Following a trend of facility closures, Planned Parenthood closed its Stroudsburg location in eastern Pennsylvania on August 31. This marks the fifth facility that the abortion giant has closed in Pennsylvania since last fall, and all while still receiving taxpayer funding.
Mayor Tarah Probst, a supporter of Planned Parenthood, told PA Homepage that 4,000 people turned to the facility last year. While Planned Parenthood and its supporters have been known to blame the organization’s failures and closings on those who would rather see Planned Parenthood’s taxpayer dollars routed to Federally Qualified Health Centers (FQHCs), these centers outnumber Planned Parenthood in Pennsylvania and across the nation, serving far more patients. Aside from this, its difficult to blame a lack of taxpayer dollars when no such law defunding Planned Parenthood has yet been passed, either in Pennsylvania or federally.
A July statement from unnamed Planned Parenthood officials to WNEP, a local ABC news station, suggests that the Stroudsburg Planned Parenthood facility wasn’t needed after all:
This decision was not made lightly. It resulted from careful analysis of where our patients live and seek medical care as well as an assessment of how best to ensure the longevity and strength of existing health centers, in order to offer the highest level of patient care for years to come.
The facility had already limited its hours at that location to one day a week, PA Homepage also reported.
The Pennsylvania Family Institute has been tracking Planned Parenthood closures in the state, noting that 11 other Planned Parenthood locations have closed since 2013, and only one of those committed abortions. That location was the Easton facility, which reportedly had “the lowest abortion count of all Planned Parenthood facilities covering abortions.”
It has long been reported that Planned Parenthood is closing its own facilities, and most of these are non-abortion facilities. The organization announced several years ago its plans to consolidate and to require each affiliate to provide abortions.
When it comes to these other closures, it’s again about numbers, according to the Pennsylvania Family Institute:
Since 2013, the Southeastern region has closed three facilities while Planned Parenthood Keystone – who say they cover 37 counties (which is over half of the state’s population) – has closed the other nine locations. That’s a 50% drop of Planned Parenthood Keystone’s facilities in under five years (18 facilities in 2013, now down to just nine).
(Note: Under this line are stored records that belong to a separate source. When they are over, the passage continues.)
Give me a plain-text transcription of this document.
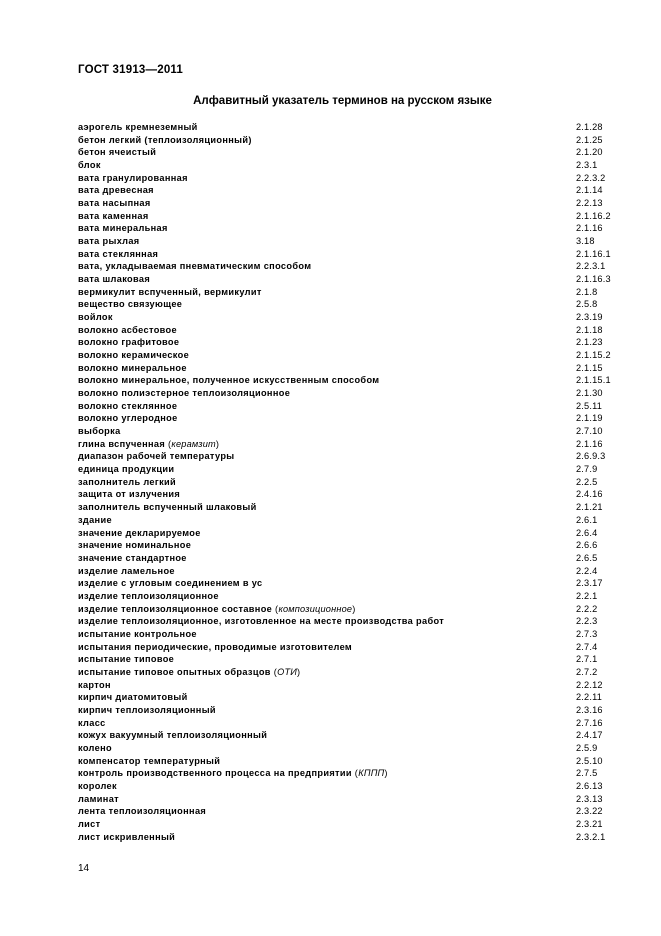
ГОСТ 31913—2011
Алфавитный указатель терминов на русском языке
аэрогель кремнеземный	2.1.28
бетон легкий (теплоизоляционный)	2.1.25
бетон ячеистый	2.1.20
блок	2.3.1
вата гранулированная	2.2.3.2
вата древесная	2.1.14
вата насыпная	2.2.13
вата каменная	2.1.16.2
вата минеральная	2.1.16
вата рыхлая	3.18
вата стеклянная	2.1.16.1
вата, укладываемая пневматическим способом	2.2.3.1
вата шлаковая	2.1.16.3
вермикулит вспученный, вермикулит	2.1.8
вещество связующее	2.5.8
войлок	2.3.19
волокно асбестовое	2.1.18
волокно графитовое	2.1.23
волокно керамическое	2.1.15.2
волокно минеральное	2.1.15
волокно минеральное, полученное искусственным способом	2.1.15.1
волокно полиэстерное теплоизоляционное	2.1.30
волокно стеклянное	2.5.11
волокно углеродное	2.1.19
выборка	2.7.10
глина вспученная (керамзит)	2.1.16
диапазон рабочей температуры	2.6.9.3
единица продукции	2.7.9
заполнитель легкий	2.2.5
защита от излучения	2.4.16
заполнитель вспученный шлаковый	2.1.21
здание	2.6.1
значение декларируемое	2.6.4
значение номинальное	2.6.6
значение стандартное	2.6.5
изделие ламельное	2.2.4
изделие с угловым соединением в ус	2.3.17
изделие теплоизоляционное	2.2.1
изделие теплоизоляционное составное (композиционное)	2.2.2
изделие теплоизоляционное, изготовленное на месте производства работ	2.2.3
испытание контрольное	2.7.3
испытания периодические, проводимые изготовителем	2.7.4
испытание типовое	2.7.1
испытание типовое опытных образцов (ОТИ)	2.7.2
картон	2.2.12
кирпич диатомитовый	2.2.11
кирпич теплоизоляционный	2.3.16
класс	2.7.16
кожух вакуумный теплоизоляционный	2.4.17
колено	2.5.9
компенсатор температурный	2.5.10
контроль производственного процесса на предприятии (КППП)	2.7.5
королек	2.6.13
ламинат	2.3.13
лента теплоизоляционная	2.3.22
лист	2.3.21
лист искривленный	2.3.2.1
14
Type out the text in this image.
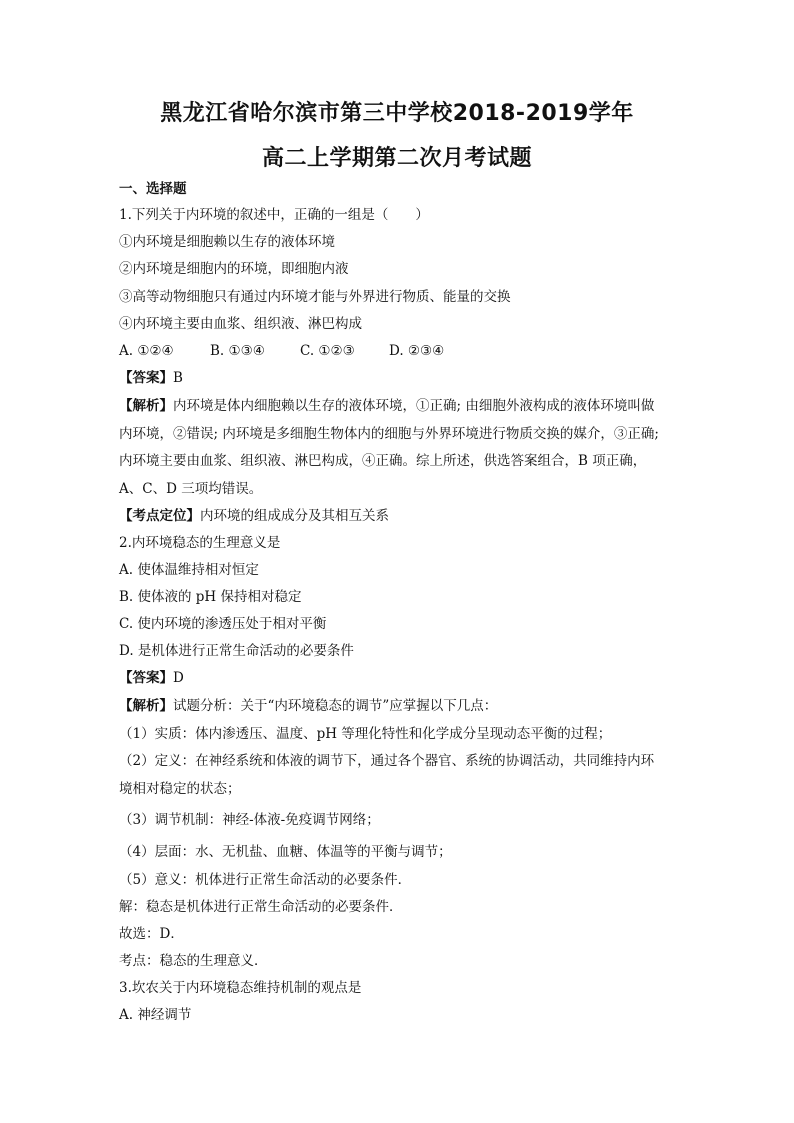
黑龙江省哈尔滨市第三中学校2018-2019学年
高二上学期第二次月考试题
一、选择题
1.下列关于内环境的叙述中，正确的一组是（　　）
①内环境是细胞赖以生存的液体环境
②内环境是细胞内的环境，即细胞内液
③高等动物细胞只有通过内环境才能与外界进行物质、能量的交换
④内环境主要由血浆、组织液、淋巴构成
A. ①②④	B. ①③④	C. ①②③	D. ②③④
【答案】B
【解析】内环境是体内细胞赖以生存的液体环境，①正确; 由细胞外液构成的液体环境叫做
内环境，②错误; 内环境是多细胞生物体内的细胞与外界环境进行物质交换的媒介，③正确;
内环境主要由血浆、组织液、淋巴构成，④正确。综上所述，供选答案组合，B 项正确，
A、C、D 三项均错误。
【考点定位】内环境的组成成分及其相互关系
2.内环境稳态的生理意义是
A. 使体温维持相对恒定
B. 使体液的 pH 保持相对稳定
C. 使内环境的渗透压处于相对平衡
D. 是机体进行正常生命活动的必要条件
【答案】D
【解析】试题分析：关于“内环境稳态的调节”应掌握以下几点：
（1）实质：体内渗透压、温度、pH 等理化特性和化学成分呈现动态平衡的过程；
（2）定义：在神经系统和体液的调节下，通过各个器官、系统的协调活动，共同维持内环
境相对稳定的状态；
（3）调节机制：神经-体液-免疫调节网络；
（4）层面：水、无机盐、血糖、体温等的平衡与调节；
（5）意义：机体进行正常生命活动的必要条件．
解：稳态是机体进行正常生命活动的必要条件．
故选：D．
考点：稳态的生理意义．
3.坎农关于内环境稳态维持机制的观点是
A. 神经调节
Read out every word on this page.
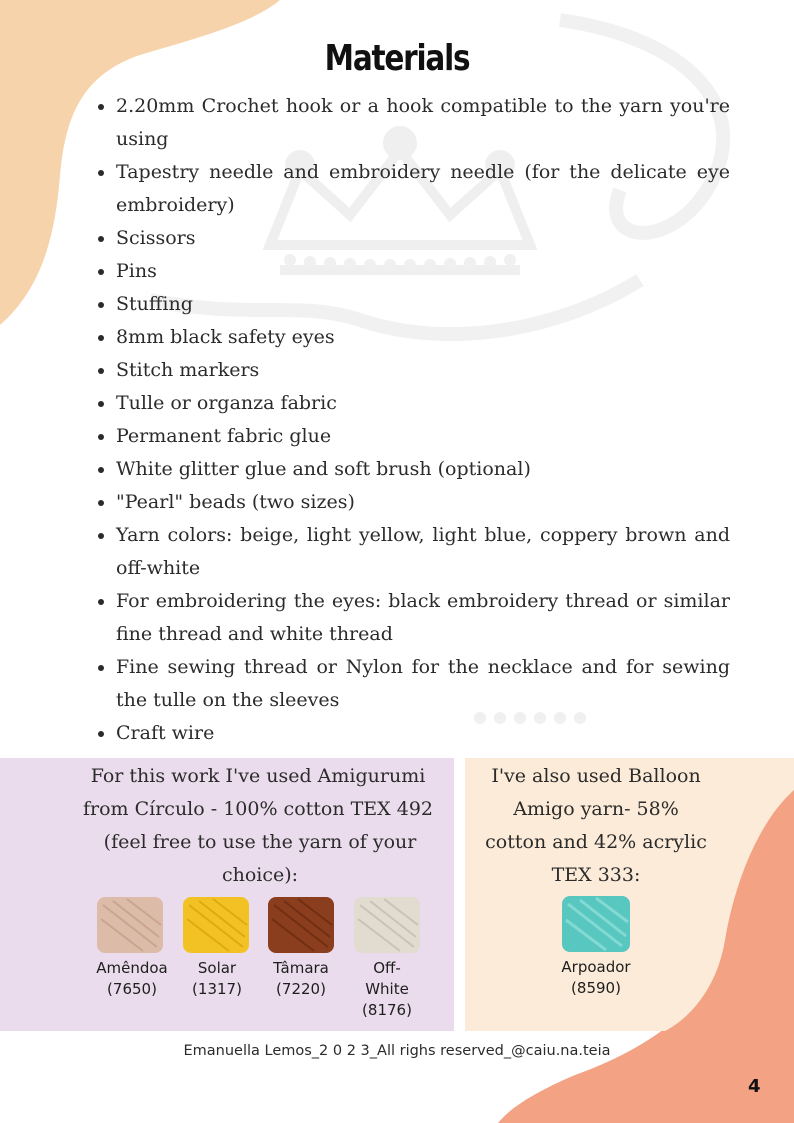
Materials
• 2.20mm Crochet hook or a hook compatible to the yarn you're using
• Tapestry needle and embroidery needle (for the delicate eye embroidery)
• Scissors
• Pins
• Stuffing
• 8mm black safety eyes
• Stitch markers
• Tulle or organza fabric
• Permanent fabric glue
• White glitter glue and soft brush (optional)
• "Pearl" beads (two sizes)
• Yarn colors: beige, light yellow, light blue, coppery brown and off-white
• For embroidering the eyes: black embroidery thread or similar fine thread and white thread
• Fine sewing thread or Nylon for the necklace and for sewing the tulle on the sleeves
• Craft wire
For this work I've used Amigurumi
from Círculo - 100% cotton TEX 492
(feel free to use the yarn of your
choice):
Amêndoa
(7650)
Solar
(1317)
Tâmara
(7220)
Off-
White
(8176)
I've also used Balloon
Amigo yarn- 58%
cotton and 42% acrylic
TEX 333:
Arpoador
(8590)
Emanuella Lemos_2 0 2 3_All righs reserved_@caiu.na.teia
4
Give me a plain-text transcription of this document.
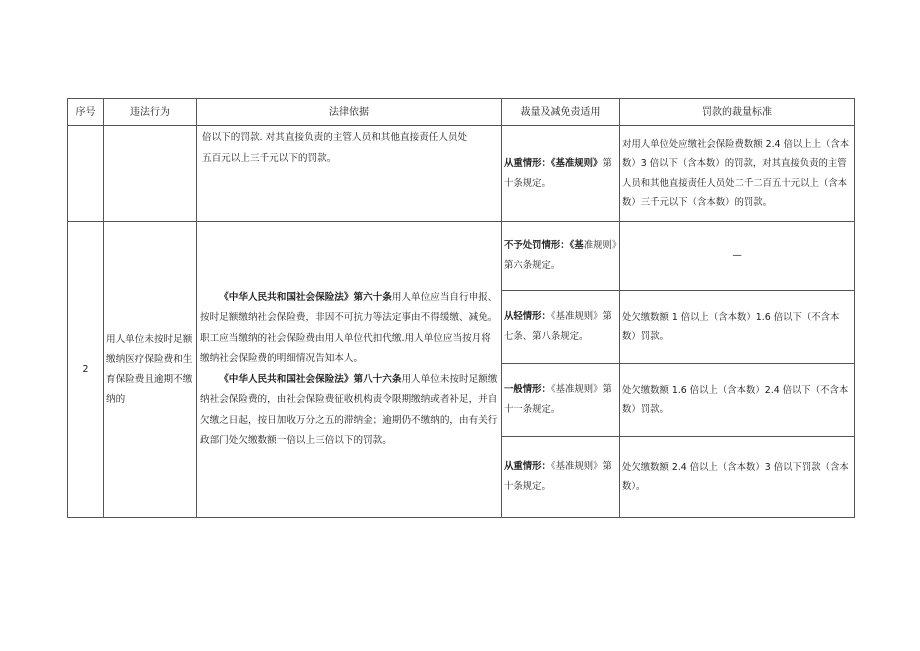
序号	违法行为	法律依据	裁量及减免责适用	罚款的裁量标准

		倍以下的罚款. 对其直接负责的主管人员和其他直接责任人员处
五百元以上三千元以下的罚款。	从重情形：《基准规则》第十条规定。	对用人单位处应缴社会保险费数额 2.4 倍以上上（含本数）3 倍以下（含本数）的罚款，对其直接负责的主管人员和其他直接责任人员处二千二百五十元以上（含本数）三千元以下（含本数）的罚款。

2	用人单位未按时足额缴纳医疗保险费和生育保险费且逾期不缴纳的	《中华人民共和国社会保险法》第六十条用人单位应当自行申报、按时足额缴纳社会保险费，非因不可抗力等法定事由不得缓缴、减免。职工应当缴纳的社会保险费由用人单位代扣代缴.用人单位应当按月将缴纳社会保险费的明细情况告知本人。

《中华人民共和国社会保险法》第八十六条用人单位未按时足额缴纳社会保险费的，由社会保险费征收机构责令限期缴纳或者补足，并自欠缴之日起，按日加收万分之五的滞纳金；逾期仍不缴纳的，由有关行政部门处欠缴数额一倍以上三倍以下的罚款。	不予处罚情形：《基准规则》第六条规定。	—

			从轻情形：《基准规则》第七条、第八条规定。	处欠缴数额 1 倍以上（含本数）1.6 倍以下（不含本数）罚款。

			一般情形：《基准规则》第十一条规定。	处欠缴数额 1.6 倍以上（含本数）2.4 倍以下（不含本数）罚款。

			从重情形：《基准规则》第十条规定。	处欠缴数额 2.4 倍以上（含本数）3 倍以下罚款（含本数）。
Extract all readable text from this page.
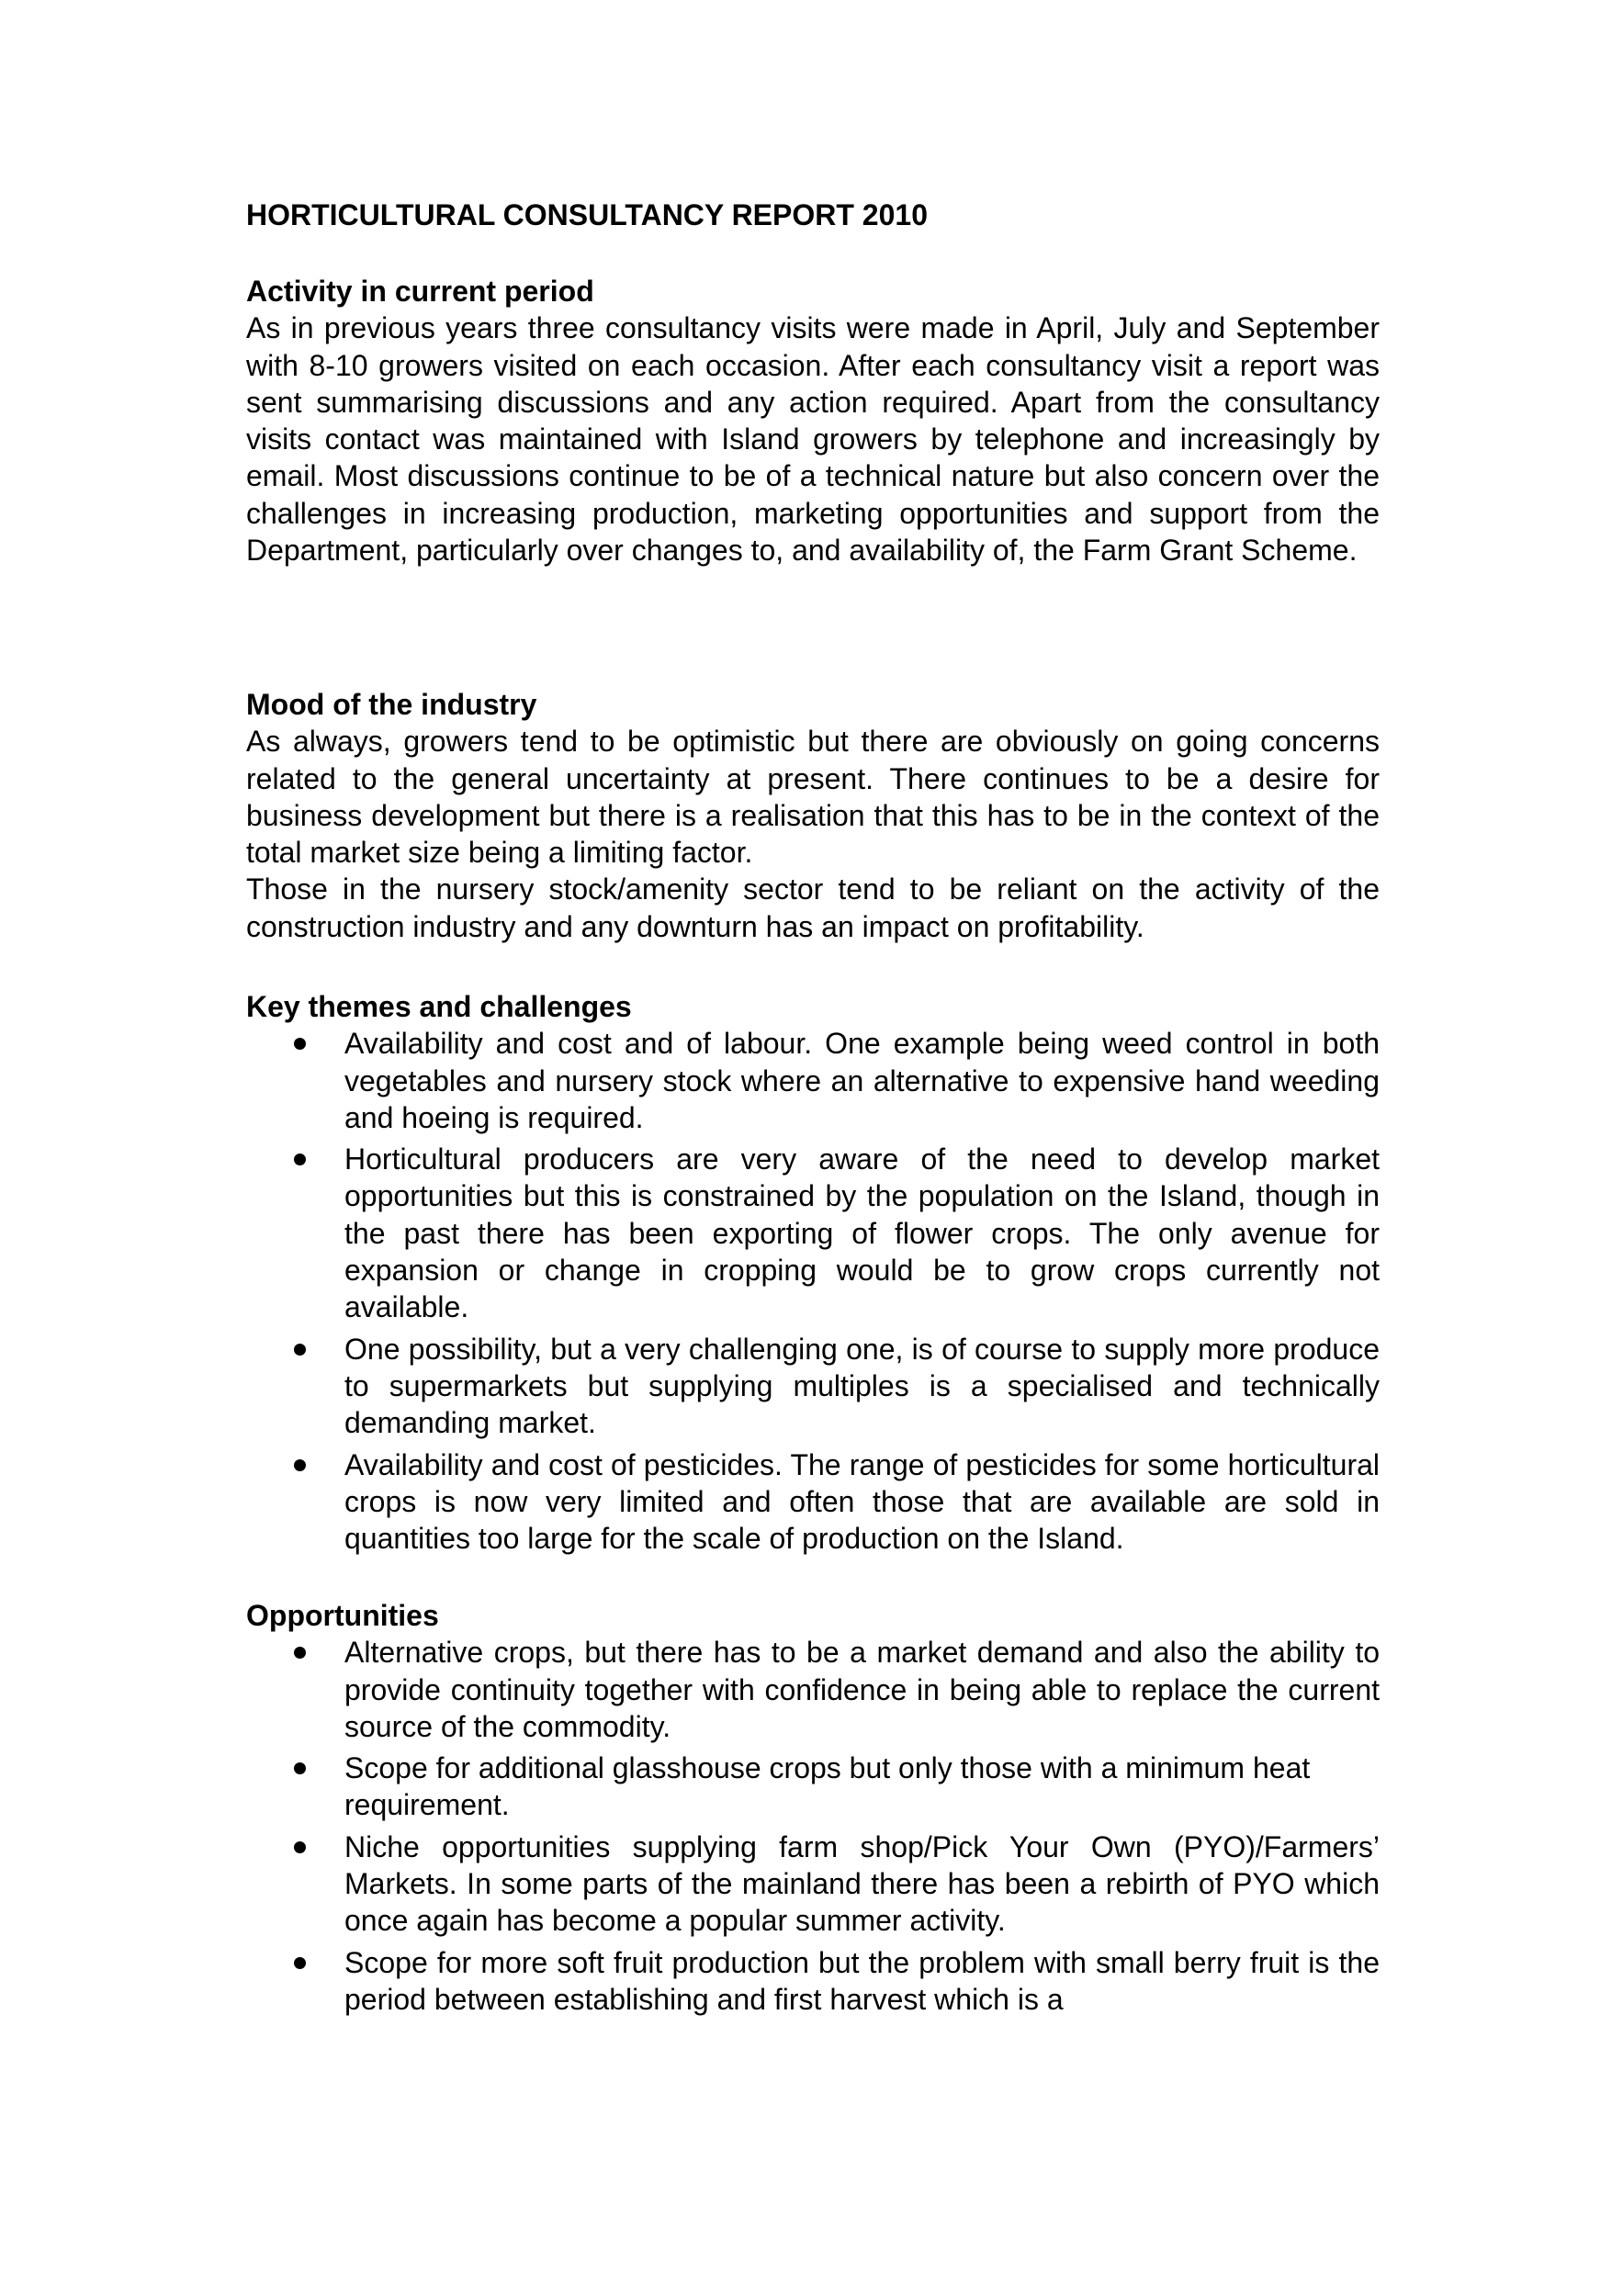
HORTICULTURAL CONSULTANCY REPORT 2010
Activity in current period

As in previous years three consultancy visits were made in April, July and September with 8-10 growers visited on each occasion. After each consultancy visit a report was sent summarising discussions and any action required. Apart from the consultancy visits contact was maintained with Island growers by telephone and increasingly by email. Most discussions continue to be of a technical nature but also concern over the challenges in increasing production, marketing opportunities and support from the Department, particularly over changes to, and availability of, the Farm Grant Scheme.

Mood of the industry

As always, growers tend to be optimistic but there are obviously on going concerns related to the general uncertainty at present. There continues to be a desire for business development but there is a realisation that this has to be in the context of the total market size being a limiting factor.

Those in the nursery stock/amenity sector tend to be reliant on the activity of the construction industry and any downturn has an impact on profitability.

Key themes and challenges
Availability and cost and of labour. One example being weed control in both vegetables and nursery stock where an alternative to expensive hand weeding and hoeing is required.
Horticultural producers are very aware of the need to develop market opportunities but this is constrained by the population on the Island, though in the past there has been exporting of flower crops. The only avenue for expansion or change in cropping would be to grow crops currently not available.
One possibility, but a very challenging one, is of course to supply more produce to supermarkets but supplying multiples is a specialised and technically demanding market.
Availability and cost of pesticides. The range of pesticides for some horticultural crops is now very limited and often those that are available are sold in quantities too large for the scale of production on the Island.
Opportunities
Alternative crops, but there has to be a market demand and also the ability to provide continuity together with confidence in being able to replace the current source of the commodity.
Scope for additional glasshouse crops but only those with a minimum heat requirement.
Niche opportunities supplying farm shop/Pick Your Own (PYO)/Farmers’ Markets. In some parts of the mainland there has been a rebirth of PYO which once again has become a popular summer activity.
Scope for more soft fruit production but the problem with small berry fruit is the period between establishing and first harvest which is a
More recent reporting from PA Homepage conveys a sense of public panic as Planned Parenthood supporters and former clients lamented where they would go for health care services. With the sense of despair, you’d think Planned Parenthood was the only place to go, which is not the case. In fact, non-abortion services have actually been on a long-time decline at Planned Parenthood. Since women clearly are going to Planned Parenthood less and less for actual health care, they must be getting it elsewhere.
According to the Charlotte Lozier Institute, there were “40 FQHCs operating in 257 service sites and serving 680,017 individuals per year” in Pennsylvania for 2013. There were 38 Planned Parenthood locations in 2015.
A National Provider Identifier Database list accessed September 3, 2017, lists 334 FQHCs in the state. A list of centers, updated in January, is also available from the Pennsylvania Department of Health. FreeClinics.com lists 309 clinics in the state.
For those in the Stroudsburg area who are concerned with where to get healthcare now that Planned Parenthood closed its facility, there is good news. FreeClinics.com points to nearby facilities specific to East Stroudsburg, some of which are in New Jersey. For STD testing and free condoms, residents can turn to a Monroe County State Health Center, run by the state’s Department of Health Bureau of Community of Health Centers.
According to Pocono Info, which lists further services that the state health center provides, the “PA Department of Health has a local health center in each county.”
There are also multiple adjacent counties to Stroudsburg Monroe’s County, including:
- Wayne County, where the Pennsylvania Association of Community Health Centers lists 11 such health centers
- Luzerene County, where the PACHC lists 5 such locations
- Lackawanna County, where there are 4 locations listed
The local reporting, as well as reporting from the Daily Caller, noted how Planned Parenthood has yet to release a statement on the Stroudsburg closing (another closing being business as usual in Pennsylvania for the abortion corporation). But the abortion giant doesn’t always stay this silent on its closings, especially when it can use a closing as publicity in an attempt to derail federal or state efforts to defund it, even when there are a host of other facilities that can absorb those patients.
Make no mistake, women do not need Planned Parenthood, in Pennsylvania, or anywhere else.